PESQUISA

Grafeno ajuda a regenerar até 90% de ossos fraturados, mostra pesquisa

Biomaterial testado em ratos apresentou recuperação óssea superior e pode avançar para estudos clínicos em humanos

Experimentos realizados com ratos de laboratório indicam que biomateriais à base de grafeno podem contribuir significativamente para a regeneração óssea. Nos testes, estruturas formadas pelo material promoveram a recuperação de quase 90% do dano causado em fraturas induzidas nas cobaias cerca de um mês após o procedimento.

Os resultados da pesquisa foram publicados na revista científica Scientific Reports. O estudo foi coordenado por Daniela Franco Bueno, da Faculdade Israelita de Ciências da Saúde Albert Einstein, e por Guilherme Lenz e Silva, da Escola Politécnica da Universidade de São Paulo (Poli-USP).

Segundo Bueno, os resultados obtidos indicam que a tecnologia pode avançar para testes clínicos em humanos. “Essa tecnologia se encontra em uma fase avançada de desenvolvimento pré-clínico”, afirmou. “Há um caminho claro para aplicação em estudos clínicos nos próximos passos.”
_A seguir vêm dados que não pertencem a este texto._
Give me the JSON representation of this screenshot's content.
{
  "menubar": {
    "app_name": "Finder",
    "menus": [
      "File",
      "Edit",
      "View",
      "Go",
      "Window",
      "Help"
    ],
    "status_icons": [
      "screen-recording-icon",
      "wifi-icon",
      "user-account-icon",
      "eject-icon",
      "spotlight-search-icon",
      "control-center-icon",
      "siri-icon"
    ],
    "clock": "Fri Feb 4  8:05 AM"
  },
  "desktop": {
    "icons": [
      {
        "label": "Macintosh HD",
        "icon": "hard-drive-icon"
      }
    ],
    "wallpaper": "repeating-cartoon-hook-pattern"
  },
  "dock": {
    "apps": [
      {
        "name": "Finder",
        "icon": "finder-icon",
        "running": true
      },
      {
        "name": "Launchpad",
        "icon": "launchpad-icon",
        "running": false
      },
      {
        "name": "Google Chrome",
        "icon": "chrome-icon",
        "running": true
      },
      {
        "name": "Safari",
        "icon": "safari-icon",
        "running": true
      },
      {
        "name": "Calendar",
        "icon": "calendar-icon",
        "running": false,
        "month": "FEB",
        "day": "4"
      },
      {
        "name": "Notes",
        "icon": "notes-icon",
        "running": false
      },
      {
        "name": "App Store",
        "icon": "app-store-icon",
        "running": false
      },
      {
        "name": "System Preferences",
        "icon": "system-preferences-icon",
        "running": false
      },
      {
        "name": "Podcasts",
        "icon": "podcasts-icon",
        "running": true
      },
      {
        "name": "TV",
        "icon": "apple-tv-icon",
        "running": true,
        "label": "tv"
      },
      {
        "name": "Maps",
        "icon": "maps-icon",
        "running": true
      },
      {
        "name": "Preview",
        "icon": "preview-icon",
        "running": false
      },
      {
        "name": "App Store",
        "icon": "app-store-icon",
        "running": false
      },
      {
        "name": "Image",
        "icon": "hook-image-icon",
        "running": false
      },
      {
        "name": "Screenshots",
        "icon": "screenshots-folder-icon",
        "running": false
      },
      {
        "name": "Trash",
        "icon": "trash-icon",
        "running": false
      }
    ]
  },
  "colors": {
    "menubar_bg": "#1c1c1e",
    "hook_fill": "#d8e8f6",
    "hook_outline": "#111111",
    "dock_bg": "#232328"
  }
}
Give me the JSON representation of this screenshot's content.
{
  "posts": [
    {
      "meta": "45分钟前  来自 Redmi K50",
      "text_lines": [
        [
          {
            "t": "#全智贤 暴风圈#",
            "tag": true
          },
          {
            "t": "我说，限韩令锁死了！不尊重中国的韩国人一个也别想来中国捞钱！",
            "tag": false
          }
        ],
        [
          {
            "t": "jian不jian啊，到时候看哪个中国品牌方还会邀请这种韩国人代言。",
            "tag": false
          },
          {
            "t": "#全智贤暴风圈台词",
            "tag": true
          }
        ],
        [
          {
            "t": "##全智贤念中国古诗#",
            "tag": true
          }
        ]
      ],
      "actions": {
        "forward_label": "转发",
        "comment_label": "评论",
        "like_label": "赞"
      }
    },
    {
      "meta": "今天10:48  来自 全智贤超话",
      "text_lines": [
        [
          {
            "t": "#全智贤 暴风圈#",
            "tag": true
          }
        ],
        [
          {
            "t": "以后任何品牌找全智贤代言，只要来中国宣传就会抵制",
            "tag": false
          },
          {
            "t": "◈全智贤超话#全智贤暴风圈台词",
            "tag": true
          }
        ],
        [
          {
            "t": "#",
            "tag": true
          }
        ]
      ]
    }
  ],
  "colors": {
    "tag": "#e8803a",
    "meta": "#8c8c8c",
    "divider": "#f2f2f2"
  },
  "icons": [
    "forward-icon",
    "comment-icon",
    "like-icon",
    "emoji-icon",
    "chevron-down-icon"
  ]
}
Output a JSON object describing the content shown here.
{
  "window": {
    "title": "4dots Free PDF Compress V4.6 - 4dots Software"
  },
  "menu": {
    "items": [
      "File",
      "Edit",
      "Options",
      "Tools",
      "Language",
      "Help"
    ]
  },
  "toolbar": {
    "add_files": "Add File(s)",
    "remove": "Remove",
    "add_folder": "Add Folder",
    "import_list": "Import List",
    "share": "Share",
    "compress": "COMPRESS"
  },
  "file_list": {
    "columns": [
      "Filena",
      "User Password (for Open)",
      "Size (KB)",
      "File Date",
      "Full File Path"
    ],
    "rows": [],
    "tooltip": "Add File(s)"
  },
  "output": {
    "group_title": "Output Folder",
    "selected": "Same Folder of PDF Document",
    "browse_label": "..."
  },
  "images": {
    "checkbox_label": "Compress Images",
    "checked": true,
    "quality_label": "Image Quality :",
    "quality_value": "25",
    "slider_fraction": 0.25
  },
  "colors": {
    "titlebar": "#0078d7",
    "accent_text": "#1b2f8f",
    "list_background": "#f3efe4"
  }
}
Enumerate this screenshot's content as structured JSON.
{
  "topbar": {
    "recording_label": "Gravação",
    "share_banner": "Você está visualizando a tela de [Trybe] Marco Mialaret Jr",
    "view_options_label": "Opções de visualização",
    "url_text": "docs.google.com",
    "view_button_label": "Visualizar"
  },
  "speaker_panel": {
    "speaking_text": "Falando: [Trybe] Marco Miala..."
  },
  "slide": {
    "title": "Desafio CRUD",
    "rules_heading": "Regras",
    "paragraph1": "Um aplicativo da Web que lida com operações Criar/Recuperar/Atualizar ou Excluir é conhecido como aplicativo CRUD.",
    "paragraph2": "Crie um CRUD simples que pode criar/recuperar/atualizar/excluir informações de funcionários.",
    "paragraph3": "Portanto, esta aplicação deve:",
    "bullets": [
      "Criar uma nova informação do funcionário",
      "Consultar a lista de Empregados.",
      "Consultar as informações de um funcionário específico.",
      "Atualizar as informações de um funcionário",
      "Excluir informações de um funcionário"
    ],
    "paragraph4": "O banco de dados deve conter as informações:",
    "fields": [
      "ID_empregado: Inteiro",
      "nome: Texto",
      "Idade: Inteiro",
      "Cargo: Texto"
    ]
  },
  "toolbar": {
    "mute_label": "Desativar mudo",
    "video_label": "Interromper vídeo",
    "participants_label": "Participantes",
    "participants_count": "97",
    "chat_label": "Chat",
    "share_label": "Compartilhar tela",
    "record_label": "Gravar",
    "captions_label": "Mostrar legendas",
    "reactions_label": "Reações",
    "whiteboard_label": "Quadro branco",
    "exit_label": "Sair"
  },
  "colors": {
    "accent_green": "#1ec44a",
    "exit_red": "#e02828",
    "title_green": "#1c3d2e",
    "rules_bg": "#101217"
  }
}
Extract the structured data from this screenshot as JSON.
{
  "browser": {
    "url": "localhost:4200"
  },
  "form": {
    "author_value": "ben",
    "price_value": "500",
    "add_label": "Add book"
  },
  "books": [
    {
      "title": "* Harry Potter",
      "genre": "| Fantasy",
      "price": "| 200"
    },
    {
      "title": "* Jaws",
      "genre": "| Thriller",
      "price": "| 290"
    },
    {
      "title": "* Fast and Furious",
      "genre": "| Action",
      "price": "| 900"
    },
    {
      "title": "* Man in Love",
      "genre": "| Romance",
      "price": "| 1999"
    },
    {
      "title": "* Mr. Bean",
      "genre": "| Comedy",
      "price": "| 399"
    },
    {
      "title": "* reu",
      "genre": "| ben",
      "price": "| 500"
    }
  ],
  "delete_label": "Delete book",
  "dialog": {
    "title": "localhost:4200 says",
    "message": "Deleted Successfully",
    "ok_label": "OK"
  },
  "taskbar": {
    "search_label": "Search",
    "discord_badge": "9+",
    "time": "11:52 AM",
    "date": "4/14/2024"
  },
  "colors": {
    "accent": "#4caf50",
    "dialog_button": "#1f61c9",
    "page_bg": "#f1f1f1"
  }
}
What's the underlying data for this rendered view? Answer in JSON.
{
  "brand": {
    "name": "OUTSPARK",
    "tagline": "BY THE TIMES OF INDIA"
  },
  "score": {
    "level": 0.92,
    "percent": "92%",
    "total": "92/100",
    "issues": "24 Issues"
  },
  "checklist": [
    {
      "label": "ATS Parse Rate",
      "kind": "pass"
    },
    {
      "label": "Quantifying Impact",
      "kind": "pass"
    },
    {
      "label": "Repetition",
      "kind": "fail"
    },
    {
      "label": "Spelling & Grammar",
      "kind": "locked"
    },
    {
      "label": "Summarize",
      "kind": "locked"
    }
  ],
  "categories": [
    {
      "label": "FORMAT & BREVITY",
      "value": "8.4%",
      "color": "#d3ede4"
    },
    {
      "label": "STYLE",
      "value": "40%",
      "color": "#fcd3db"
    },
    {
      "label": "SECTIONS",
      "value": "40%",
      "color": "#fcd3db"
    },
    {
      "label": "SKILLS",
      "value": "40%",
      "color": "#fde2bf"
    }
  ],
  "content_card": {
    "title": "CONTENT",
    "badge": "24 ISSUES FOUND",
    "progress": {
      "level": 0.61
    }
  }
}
Para produzir os biomateriais, os pesquisadores utilizaram como matéria-prima o chamado licor negro, um subproduto da indústria de papel e celulose composto por resíduos de madeira dissolvida e outras moléculas orgânicas.

O carbono extraído desse material foi combinado com estruturas nanométricas, como grafeno, óxido de grafeno e nanografite. A composição também incluiu polímeros derivados de quitosana e xantana, substâncias obtidas, respectivamente, de crustáceos e bactérias.

De acordo com os pesquisadores, esse tipo de biomaterial não funciona como uma prótese permanente, como as estruturas metálicas utilizadas em alguns tratamentos. Em vez disso, atua como uma estrutura temporária capaz de orientar e estimular a regeneração natural do tecido ósseo.

“No contexto da engenharia de tecidos, esses materiais atuam principalmente como scaffolds [‘andaimes’] bioativos”, explicou Bueno. “São estruturas temporárias que orientam, estimulam e aceleram a regeneração do tecido ósseo.”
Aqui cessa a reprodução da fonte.